If you were to build a telescope like that in Figure 6-5 using only the instructions given so far, you would probably be disappointed with the results. The problem is that a lens bends different colors of light through different angles, just as a prism does (recall Figure 5-3). As a result, different colors do not focus at the same point, and stars viewed through a telescope that uses a simple lens are surrounded by fuzzy, rainbow-colored halos. Figure 6-7a shows this optical defect, called chromatic aberration.

Figure 6-7: Chromatic Aberration (a) A single lens suffers from a defect called chromatic aberration, in which different colors of light are brought to a focus at different distances from the lens. While the aberration occurs for all colors, only red and blue are shown here. (b) This problem can be corrected by adding a second lens made from a different kind of glass.

One way to correct for chromatic aberration is to use an objective lens that is not just a single piece of glass. Different types of glass can be manufactured by adding small amounts of chemicals to the glass when it is molten. Because of the different properties of these added chemicals, the speed of light varies slightly from one kind of glass to another, and the refractive properties vary as well. If a thin lens is mounted just behind the main objective lens of a telescope, as shown in Figure 6-7b, and if the telescope designer carefully chooses two different kinds of glass for these two lenses, different colors of light can be brought to a focus at the same point.

147

Chromatic aberration is only the most severe of a host of optical problems that must be solved in designing a high-quality refracting telescope. Master opticians of the nineteenth century devoted their careers to solving these problems, and several magnificent refractors were constructed in the late 1800s (Figure 6-8).

Figure 6-8: R I V U X G
A Large Refracting Telescope (a) This giant refractor, built in 1897, is housed at Yerkes Observatory near Chicago. The telescope tube is 19.5 m (64 ft) long; it has to be this long because the focal length of the objective is just under 19.5 m (see Figure 6-5). As Earth rotates, the motor drive rotates the telescope in the opposite direction in order to keep the object being studied within the telescope’s field of view. (b) This historical photograph shows the astronomer George van Biesbrock with the objective lens of the Yerkes refractor. This lens, the largest refracting lens still in use, is 102 cm (40 in.) in diameter.
(a: Roger Ressmeyer/Corbis; b: Yerkes Observatory)

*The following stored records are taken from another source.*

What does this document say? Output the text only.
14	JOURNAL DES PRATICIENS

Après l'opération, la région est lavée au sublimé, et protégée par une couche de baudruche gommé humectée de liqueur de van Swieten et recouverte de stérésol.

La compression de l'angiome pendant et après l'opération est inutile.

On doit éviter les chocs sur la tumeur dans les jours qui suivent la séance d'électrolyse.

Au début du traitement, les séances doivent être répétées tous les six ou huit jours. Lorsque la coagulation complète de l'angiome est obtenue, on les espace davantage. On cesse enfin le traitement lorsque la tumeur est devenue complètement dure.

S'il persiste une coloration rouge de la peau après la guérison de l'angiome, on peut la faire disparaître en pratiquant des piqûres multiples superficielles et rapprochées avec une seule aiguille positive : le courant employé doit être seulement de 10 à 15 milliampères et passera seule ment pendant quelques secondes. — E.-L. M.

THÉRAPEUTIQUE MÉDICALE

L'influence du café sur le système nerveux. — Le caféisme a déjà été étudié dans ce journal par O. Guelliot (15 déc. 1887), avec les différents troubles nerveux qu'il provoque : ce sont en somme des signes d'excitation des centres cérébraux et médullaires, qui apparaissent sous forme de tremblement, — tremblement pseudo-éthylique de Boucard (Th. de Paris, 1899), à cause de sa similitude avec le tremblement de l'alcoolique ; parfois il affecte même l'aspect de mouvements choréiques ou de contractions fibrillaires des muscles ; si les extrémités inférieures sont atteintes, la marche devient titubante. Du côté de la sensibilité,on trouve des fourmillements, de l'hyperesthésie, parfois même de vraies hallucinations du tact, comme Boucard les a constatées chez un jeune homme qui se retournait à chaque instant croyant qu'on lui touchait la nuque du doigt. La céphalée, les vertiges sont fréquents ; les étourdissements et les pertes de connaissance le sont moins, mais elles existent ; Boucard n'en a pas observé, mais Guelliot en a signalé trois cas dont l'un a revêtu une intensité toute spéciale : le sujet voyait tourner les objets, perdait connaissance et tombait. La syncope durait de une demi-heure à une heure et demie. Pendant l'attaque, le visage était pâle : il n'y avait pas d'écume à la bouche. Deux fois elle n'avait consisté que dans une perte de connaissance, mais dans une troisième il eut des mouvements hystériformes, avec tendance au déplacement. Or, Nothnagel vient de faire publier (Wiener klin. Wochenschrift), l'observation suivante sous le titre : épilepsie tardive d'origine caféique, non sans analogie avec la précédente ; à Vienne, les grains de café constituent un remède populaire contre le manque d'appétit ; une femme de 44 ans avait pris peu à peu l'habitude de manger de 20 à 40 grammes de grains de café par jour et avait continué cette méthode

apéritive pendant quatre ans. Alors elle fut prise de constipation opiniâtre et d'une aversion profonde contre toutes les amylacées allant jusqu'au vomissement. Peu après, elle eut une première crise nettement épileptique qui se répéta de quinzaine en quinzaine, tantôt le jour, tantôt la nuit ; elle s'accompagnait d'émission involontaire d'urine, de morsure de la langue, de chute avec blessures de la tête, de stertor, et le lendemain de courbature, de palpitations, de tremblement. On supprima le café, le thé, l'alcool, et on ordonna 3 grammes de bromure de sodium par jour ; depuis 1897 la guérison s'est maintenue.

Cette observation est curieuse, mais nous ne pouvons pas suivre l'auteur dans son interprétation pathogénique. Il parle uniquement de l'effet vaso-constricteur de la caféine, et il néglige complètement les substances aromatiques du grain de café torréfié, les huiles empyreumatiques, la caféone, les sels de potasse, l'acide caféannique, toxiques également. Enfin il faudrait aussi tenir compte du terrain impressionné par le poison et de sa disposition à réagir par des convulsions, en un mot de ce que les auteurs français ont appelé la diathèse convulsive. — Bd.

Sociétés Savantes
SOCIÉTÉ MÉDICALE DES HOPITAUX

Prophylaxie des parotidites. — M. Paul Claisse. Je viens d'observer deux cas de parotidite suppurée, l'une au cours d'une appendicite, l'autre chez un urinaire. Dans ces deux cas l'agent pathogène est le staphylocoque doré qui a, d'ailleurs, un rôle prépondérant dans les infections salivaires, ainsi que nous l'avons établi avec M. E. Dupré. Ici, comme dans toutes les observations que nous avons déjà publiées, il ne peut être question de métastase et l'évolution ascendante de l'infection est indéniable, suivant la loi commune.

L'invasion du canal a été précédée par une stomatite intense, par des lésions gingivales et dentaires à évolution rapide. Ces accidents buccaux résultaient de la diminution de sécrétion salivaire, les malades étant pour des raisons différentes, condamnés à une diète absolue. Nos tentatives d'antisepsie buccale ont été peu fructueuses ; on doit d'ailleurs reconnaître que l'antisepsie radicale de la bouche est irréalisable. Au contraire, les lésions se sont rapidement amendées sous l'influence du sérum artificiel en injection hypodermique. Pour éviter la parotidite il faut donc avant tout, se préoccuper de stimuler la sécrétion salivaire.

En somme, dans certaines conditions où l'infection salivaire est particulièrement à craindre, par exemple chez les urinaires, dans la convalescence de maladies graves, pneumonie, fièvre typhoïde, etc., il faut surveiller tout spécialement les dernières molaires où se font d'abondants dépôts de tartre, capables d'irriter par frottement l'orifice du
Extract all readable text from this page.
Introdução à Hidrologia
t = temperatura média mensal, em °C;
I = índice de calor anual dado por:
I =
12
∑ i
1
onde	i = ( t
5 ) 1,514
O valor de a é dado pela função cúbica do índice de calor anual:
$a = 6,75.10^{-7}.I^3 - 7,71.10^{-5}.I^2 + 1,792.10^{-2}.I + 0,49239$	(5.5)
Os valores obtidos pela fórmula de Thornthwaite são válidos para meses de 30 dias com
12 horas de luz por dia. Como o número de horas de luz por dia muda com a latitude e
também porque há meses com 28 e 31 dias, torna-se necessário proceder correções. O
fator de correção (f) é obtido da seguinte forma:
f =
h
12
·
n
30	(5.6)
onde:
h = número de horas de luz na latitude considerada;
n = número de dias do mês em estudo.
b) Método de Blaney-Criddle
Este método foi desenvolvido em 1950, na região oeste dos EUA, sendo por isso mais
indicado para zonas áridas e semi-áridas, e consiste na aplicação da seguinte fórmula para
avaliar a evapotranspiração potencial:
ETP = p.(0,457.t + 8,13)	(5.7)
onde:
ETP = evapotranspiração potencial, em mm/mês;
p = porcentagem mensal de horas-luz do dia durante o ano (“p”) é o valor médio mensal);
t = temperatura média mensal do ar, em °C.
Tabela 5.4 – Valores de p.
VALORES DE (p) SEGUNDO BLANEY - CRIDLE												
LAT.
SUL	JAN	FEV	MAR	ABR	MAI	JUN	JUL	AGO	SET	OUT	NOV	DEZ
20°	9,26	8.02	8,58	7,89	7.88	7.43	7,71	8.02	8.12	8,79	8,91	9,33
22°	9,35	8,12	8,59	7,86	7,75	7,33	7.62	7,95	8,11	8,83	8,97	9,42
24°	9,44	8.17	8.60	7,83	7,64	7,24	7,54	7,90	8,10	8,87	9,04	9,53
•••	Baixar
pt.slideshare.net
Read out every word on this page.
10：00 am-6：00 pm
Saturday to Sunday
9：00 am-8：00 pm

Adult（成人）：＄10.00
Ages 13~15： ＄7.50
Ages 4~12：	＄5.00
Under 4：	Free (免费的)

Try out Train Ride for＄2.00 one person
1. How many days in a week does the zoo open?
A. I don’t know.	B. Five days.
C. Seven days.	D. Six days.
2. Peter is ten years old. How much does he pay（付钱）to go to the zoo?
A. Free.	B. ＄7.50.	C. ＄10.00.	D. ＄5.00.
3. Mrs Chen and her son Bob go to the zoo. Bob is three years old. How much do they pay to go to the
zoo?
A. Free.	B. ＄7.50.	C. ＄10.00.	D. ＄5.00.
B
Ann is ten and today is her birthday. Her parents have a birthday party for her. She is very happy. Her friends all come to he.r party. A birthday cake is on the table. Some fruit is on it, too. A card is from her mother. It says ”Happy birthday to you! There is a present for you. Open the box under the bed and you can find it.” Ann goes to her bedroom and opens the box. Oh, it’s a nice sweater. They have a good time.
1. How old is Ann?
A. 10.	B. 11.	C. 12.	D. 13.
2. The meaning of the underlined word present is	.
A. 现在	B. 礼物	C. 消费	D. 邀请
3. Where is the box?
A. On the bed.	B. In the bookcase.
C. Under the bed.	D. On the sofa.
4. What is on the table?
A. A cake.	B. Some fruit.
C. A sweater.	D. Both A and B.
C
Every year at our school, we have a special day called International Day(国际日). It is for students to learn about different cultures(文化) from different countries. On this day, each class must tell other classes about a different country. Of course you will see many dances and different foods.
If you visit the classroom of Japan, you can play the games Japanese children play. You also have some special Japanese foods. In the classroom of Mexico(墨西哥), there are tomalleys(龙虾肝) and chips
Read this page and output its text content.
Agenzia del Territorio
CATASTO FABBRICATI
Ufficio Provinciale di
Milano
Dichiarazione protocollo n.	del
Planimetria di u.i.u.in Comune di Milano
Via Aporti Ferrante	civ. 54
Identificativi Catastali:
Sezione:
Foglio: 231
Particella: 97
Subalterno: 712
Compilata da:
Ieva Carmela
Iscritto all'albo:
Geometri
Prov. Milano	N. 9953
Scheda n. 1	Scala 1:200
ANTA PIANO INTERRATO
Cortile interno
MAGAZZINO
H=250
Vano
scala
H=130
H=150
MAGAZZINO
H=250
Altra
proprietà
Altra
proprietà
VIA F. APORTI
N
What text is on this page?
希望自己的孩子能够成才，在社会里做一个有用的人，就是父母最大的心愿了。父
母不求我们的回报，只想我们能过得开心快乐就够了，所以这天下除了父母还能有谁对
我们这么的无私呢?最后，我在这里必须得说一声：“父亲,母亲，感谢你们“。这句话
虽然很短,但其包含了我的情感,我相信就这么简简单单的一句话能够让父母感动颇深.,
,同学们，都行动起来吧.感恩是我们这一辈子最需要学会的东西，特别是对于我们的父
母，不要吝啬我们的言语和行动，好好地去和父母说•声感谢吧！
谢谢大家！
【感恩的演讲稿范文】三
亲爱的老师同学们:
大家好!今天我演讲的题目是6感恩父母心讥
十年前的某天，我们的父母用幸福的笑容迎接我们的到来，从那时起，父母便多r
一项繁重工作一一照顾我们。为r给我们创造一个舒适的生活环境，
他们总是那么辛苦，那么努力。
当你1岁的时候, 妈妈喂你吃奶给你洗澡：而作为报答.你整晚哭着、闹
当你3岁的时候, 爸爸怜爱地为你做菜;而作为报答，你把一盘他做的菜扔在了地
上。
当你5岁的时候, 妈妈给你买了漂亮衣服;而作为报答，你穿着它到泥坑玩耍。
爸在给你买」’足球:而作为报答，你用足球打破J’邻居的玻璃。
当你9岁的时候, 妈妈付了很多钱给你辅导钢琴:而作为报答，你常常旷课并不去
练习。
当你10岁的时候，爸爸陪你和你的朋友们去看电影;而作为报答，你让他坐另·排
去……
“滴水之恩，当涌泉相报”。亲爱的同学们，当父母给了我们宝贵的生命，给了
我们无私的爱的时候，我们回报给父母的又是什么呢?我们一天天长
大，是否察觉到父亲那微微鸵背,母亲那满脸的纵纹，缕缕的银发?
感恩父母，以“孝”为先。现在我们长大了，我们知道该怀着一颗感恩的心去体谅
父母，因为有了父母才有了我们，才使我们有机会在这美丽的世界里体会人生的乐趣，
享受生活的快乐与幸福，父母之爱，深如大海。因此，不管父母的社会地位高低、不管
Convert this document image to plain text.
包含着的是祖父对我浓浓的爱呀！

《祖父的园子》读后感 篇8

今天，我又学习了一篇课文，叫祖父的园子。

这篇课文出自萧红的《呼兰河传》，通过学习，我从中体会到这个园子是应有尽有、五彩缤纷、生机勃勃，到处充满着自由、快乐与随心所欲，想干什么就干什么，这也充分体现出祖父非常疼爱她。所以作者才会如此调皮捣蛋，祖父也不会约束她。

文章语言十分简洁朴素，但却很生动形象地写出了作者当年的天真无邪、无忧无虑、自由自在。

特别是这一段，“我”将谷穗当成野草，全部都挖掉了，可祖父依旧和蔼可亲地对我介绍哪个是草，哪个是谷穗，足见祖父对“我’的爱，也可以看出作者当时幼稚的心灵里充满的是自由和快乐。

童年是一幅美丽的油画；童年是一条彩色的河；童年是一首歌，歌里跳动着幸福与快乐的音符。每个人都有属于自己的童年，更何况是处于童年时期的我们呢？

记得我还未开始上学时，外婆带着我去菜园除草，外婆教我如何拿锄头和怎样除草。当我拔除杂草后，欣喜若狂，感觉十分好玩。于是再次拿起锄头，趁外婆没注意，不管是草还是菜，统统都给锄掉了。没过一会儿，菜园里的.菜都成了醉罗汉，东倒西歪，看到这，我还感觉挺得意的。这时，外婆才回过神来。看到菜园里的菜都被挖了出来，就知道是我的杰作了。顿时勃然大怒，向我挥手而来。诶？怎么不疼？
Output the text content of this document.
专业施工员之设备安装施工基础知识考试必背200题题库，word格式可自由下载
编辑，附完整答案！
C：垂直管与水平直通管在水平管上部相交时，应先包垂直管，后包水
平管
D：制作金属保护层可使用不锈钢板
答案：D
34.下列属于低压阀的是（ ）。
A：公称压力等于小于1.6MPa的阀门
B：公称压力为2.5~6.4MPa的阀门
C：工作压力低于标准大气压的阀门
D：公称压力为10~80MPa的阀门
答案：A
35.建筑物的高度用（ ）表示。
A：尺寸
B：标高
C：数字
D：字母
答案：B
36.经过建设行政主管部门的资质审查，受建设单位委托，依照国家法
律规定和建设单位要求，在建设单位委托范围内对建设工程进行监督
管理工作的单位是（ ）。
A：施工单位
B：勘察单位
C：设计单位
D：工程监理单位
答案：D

Unfortunately, there are several negative aspects of refractors that even the finest optician cannot overcome:

  1. Because faint light must readily pass through the objective lens, the glass from which the lens is made must be totally free of defects, such as the bubbles that frequently form when molten glass is poured into a mold. Such defect-free glass is extremely expensive.
  2. Glass is opaque to certain kinds of light. Ultraviolet light is absorbed almost completely, and even visible light is dimmed substantially as it passes through the thick slab of glass that makes up the objective lens.
  3. It is impossible to produce a large lens that is entirely free of chromatic aberration.
  4. Because a lens can be supported only around its edges, a large lens tends to sag and distort under its own weight as it tracks objects through the night. This distortion has negative effects on the image clarity.

For these reasons and more, few major refractors have been built since the beginning of the twentieth century. Instead, astronomers have avoided all of the limitations of refractors by building telescopes that use mirrors instead of lenses to form images.

CONCEPT CHECK 6-3

How do the eyepieces with the largest focal length affect a telescope’s overall magnification?